Sorrentino and Neal sued Director Godinez rather than 

Illinois, but this distinction is irrelevant. Sovereign immunity 

normally does not bar suits for injunctive relief in federal 

court alleging that a state official violated the federal constitution or laws. See Ex Parte Young, 209 U.S. 123 (1908). But 

the plaintiffs are not asserting such a claim. Sorrentino 

claims only that the Director (acting for the state) breached a 

contract. The State Lawsuit Immunity Act forbids state-law 

suits outside of the Court of Claims that allege that the official merely “exceeded his authority by breaching a contract.” 

Smith v.
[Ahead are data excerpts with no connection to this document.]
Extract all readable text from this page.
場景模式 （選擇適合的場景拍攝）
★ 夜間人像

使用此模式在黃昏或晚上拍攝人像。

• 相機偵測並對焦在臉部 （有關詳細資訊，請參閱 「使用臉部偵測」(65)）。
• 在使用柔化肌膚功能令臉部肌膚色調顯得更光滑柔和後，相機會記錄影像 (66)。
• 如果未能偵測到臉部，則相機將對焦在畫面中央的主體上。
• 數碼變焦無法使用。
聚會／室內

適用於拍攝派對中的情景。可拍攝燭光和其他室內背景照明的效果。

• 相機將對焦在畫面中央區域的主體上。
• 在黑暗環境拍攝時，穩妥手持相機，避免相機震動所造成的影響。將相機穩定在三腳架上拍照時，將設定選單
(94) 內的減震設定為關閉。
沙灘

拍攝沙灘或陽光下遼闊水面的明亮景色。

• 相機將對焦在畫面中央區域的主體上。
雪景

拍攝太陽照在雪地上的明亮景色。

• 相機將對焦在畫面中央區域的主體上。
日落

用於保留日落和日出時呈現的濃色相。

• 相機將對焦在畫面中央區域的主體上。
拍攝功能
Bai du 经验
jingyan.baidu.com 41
Jones, 497 N.E.2d 738, 740–41 (Ill. 1986). Sovereign 

immunity and Pennhurst thus bar this claim in federal court, 

and the district court was correct to dismiss it. Once again, 

however, the dismissal should have been without prejudice. 

See Murray v. Conseco, Inc., 467 F.3d 602, 605 (7th Cir. 2006).

III

We AFFIRM the district court’s dismissal of Sorrentino and 

Neal’s Takings Clause and breach of contract claims. The 

judgment is modified, however, to be one without prejudice. 

While they may not refile this action in federal court, Sorrentino and Neal may seek to pursue their claims in the appropriate Illinois forum.